Ambiente: as crianças deficientes visuais foram selecionadas na Escola Anexa ao Instituto dos Cegos do Brasil Central - MG, após autorização da instituição e, posteriormente, dos pais ou responsáveis. As partes subseqüentes do estudo foram realizadas em ambiente domiciliar.

Equipamentos, materiais e instrumentos: utilizou-se para coleta de dados filmadora JVC GR - AX (6X zoom lens/low lux). Além disso, foram utilizados também os seguintes materiais e instrumentos: adaptador para fita VHS TC - 30, papel sulfite A4, jogo de tinta guache com 6 cores (solúvel em água e não tóxico), pincéis nº 6 e 8 (grande com cabo de madeira colorido), tubo de cola plástica (90g), toalha pequena, copo plástico, cópias de desenhos impressos ampliados. Os instrumentos utilizados foram: a) roteiro para entrevista de anamnese com a mãe contendo: dados de identificação da criança, de seus familiares, período gestacional, condições pré, peri e pós-natais; informações acerca do desenvolvimento motor geral e específico, lingüístico e cognitivo; dados atuais de comunicação e rotina da criança, dentre outros; b) roteiro para transcrição das filmagens, a partir dos atos comunicativos da criança e da mãe e c) roteiro para categorização pragmática do desempenho comunicativo das crianças.

Procedimento de coleta de dados: foram realizadas duas filmagens de interação mãe-criança em ambiente domiciliar, sendo uma sessão livre e uma planejada. Esse procedimento foi adotado para todas as crianças, atentando-se para o seguinte detalhe: foi realizada uma atividade planejada específica para as crianças cegas (CC) e outra para crianças com baixa visão (CBV).
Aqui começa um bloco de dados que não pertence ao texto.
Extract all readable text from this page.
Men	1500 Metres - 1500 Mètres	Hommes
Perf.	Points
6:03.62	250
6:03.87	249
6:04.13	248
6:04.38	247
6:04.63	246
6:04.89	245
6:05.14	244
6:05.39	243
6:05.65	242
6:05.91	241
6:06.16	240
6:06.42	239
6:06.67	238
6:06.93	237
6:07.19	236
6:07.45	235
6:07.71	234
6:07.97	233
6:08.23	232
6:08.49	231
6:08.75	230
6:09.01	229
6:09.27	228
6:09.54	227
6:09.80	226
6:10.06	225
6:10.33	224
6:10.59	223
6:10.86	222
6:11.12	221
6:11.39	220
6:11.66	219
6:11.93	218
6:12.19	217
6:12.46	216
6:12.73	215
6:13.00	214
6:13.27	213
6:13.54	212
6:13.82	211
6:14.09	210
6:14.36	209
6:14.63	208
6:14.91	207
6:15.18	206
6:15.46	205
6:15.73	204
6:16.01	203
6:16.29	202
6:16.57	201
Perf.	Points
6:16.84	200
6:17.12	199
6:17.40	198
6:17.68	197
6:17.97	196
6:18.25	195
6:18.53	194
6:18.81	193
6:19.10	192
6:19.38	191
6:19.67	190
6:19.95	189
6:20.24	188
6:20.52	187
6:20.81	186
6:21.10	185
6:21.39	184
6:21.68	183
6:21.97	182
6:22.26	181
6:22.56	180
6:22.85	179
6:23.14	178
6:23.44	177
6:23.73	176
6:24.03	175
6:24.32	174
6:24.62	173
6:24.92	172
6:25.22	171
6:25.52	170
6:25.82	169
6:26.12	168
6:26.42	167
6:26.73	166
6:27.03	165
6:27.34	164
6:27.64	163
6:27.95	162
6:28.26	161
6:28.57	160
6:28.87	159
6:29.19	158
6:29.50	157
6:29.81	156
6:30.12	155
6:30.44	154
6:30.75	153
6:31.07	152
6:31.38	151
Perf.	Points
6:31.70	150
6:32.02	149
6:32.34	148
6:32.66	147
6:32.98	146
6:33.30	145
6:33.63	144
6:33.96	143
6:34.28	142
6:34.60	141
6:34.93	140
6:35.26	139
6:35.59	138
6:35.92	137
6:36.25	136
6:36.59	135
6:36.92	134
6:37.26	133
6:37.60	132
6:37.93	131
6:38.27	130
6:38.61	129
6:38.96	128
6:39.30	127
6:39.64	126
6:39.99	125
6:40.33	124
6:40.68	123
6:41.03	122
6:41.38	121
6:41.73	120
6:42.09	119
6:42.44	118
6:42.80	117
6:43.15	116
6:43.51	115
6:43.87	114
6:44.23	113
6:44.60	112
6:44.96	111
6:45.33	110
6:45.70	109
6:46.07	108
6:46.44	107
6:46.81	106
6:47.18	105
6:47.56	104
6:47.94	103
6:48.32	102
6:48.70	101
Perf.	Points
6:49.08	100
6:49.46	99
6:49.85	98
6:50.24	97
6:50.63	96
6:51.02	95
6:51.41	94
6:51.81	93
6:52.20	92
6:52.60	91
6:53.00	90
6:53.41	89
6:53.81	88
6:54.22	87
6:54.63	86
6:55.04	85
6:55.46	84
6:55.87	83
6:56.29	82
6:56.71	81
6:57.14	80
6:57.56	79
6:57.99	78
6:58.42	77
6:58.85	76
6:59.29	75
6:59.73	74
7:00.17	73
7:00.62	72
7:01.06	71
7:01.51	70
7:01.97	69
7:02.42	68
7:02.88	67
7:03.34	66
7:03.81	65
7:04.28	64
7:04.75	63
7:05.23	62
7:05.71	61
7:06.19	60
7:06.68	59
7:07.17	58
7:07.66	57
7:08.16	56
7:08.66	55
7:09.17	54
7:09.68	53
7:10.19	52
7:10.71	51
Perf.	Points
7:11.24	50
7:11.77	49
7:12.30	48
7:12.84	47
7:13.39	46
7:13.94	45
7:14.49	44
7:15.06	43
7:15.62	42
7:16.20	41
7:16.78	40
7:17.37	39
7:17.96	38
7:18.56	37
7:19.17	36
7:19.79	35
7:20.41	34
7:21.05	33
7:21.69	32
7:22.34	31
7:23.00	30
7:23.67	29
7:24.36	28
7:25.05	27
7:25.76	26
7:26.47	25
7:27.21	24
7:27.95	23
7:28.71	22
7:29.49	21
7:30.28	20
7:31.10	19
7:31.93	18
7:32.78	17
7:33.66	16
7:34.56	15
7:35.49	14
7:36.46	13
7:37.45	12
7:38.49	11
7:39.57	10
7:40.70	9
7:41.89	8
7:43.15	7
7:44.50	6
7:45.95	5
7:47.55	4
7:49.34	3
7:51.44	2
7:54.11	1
A primeira constou da confecção de um chocalho, utilizando-se para isso um refil de garrafa plástica (400ml), papel camurça (cor preta), tesoura pequena sem pontas e pequena quantidade de grãos (arroz). Para a segunda atividade, isto é, para as crianças com baixa visão, foi realizada uma atividade de pintura com duas páginas. Em uma página continha oito desenhos e em outra página apenas um, a fim de que mesmo aquelas crianças que possuíssem alteração significativa de campo visual fossem beneficiadas. Os desenhos foram retirados da revista infantil Picolé4 4 A Revista Infantil PICOLÉ é de entretenimento e informação voltada para crianças de 5 a 12 anos de idade. Ela oferece atividades que estimulam a percepção visual, o vocabulário e a ortografia e faz parte da coleção Revistas Coquetel. http://www.coquetel.com.br/produtos.asp#tit-box8 , acessado em dezembro de 2003. . Sendo assim, para fins de comparação, foi necessário efetuar três filmagens das crianças com visão normal (1 livre; 1 planejada para crianças cegas; 1 planejada para crianças com baixa visão). Cada filmagem durou em média 20 minutos.

Procedimento de análise de dados: as filmagens foram transcritas na íntegra, considerando também possíveis impressões do pesquisador. Num protocolo, elaborado previamente, foram estabelecidos campos específicos para cada emissão comunicativa transcrita, meio comunicativo utilizado pela criança e pelo interlocutor e, por fim, um campo correspondente à função a ser atribuída a cada emissão. Posteriormente, procedeu-se à categorização de meios comunicativos (verbal, gestual, vocal, ação motora, verbal/gestual, vocal/gestual verbal/ação motora, vocal/ação motora) e funções comunicativas. A categorização funcional foi baseada em estudos anteriores (PEREZ-PEREIRA; CONTI-RAMSDEN, 2001; FERNANDES, 2000; WETHERBY; RODRIGUEZ, 1992), resultando conseqüentemente numa detalhada identificação e descrição de 5 Categorias e 30 Subcategorias. Estas categorias e subcategorias foram definidas e submetidas, previamente, a análise de conteúdo e semântica por para aferição. No caso do presente estudo os juizes foram fonoaudiólogos (professores e profissionais) com atuação efetiva na área de linguagem. Por meio desta categorização pode-se obter um perfil fidedigno do comportamento lingüístico das crianças participantes do estudo.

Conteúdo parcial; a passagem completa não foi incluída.